Voici un bien curieux roman, hybride, déroutant, érudit, brillant, difficile à synthétiser. À un moment, le narrateur, l'écrivain Lucien, feint de s'interroger : « Ce roman sera-t-il un remake de ceux que publiait Aragon à la fin de sa vie où il écrivait n'importe quoi dans le désordre ? » Lucien se revendiquant communiste, la paternité n'est pas choisie au hasard. Quant au « n'importe quoi », on pourrait le comparer à la glaise, ce matériau primordial des sculpteurs, qu'ils pétrissent et retouchent sans cesse, jusqu'à ce qu'il prenne forme humaine. On pense à Rodin, à Giacometti.
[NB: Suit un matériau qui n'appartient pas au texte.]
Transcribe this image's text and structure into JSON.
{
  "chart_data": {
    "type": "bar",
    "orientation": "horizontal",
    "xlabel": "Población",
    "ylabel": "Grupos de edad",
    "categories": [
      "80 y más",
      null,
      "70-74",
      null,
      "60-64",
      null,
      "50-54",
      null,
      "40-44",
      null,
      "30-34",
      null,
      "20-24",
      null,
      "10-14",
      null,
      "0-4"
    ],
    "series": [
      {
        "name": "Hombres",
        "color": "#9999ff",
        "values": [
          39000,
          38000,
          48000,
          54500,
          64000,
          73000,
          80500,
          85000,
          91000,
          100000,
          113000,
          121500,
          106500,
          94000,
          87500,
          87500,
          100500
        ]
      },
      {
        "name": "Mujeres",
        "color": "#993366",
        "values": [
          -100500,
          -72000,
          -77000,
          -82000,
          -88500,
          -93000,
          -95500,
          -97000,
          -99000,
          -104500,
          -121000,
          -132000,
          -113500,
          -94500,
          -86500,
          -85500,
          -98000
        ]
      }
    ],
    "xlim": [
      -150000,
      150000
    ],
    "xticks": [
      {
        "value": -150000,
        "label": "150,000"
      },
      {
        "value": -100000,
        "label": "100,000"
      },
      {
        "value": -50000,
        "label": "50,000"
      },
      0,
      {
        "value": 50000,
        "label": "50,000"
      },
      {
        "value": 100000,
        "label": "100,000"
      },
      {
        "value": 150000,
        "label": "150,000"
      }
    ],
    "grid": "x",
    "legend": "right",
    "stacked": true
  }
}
L'humanité, ici, est un condensé germanopratin : un écrivain, donc, Lucien, deux de ses éditeurs, Éric Lorrain et Guillaume Lambert, et un chanteur, Bob Horvat. Ils ont en commun d'être amis (d'enfance, pour Bob) et des barbons à la vie sentimentale tumultueuse, tous remariés à des femmes bien plus jeunes − respectivement Zoé, Gwendoline, Maria, Natacha, lesquelles sont également romancières, rayon autofiction. Tout ce petit monde se fréquente, se publie, se raconte. Et toute ressemblance avec l'auteur n'est sans doute pas vraiment fortuite.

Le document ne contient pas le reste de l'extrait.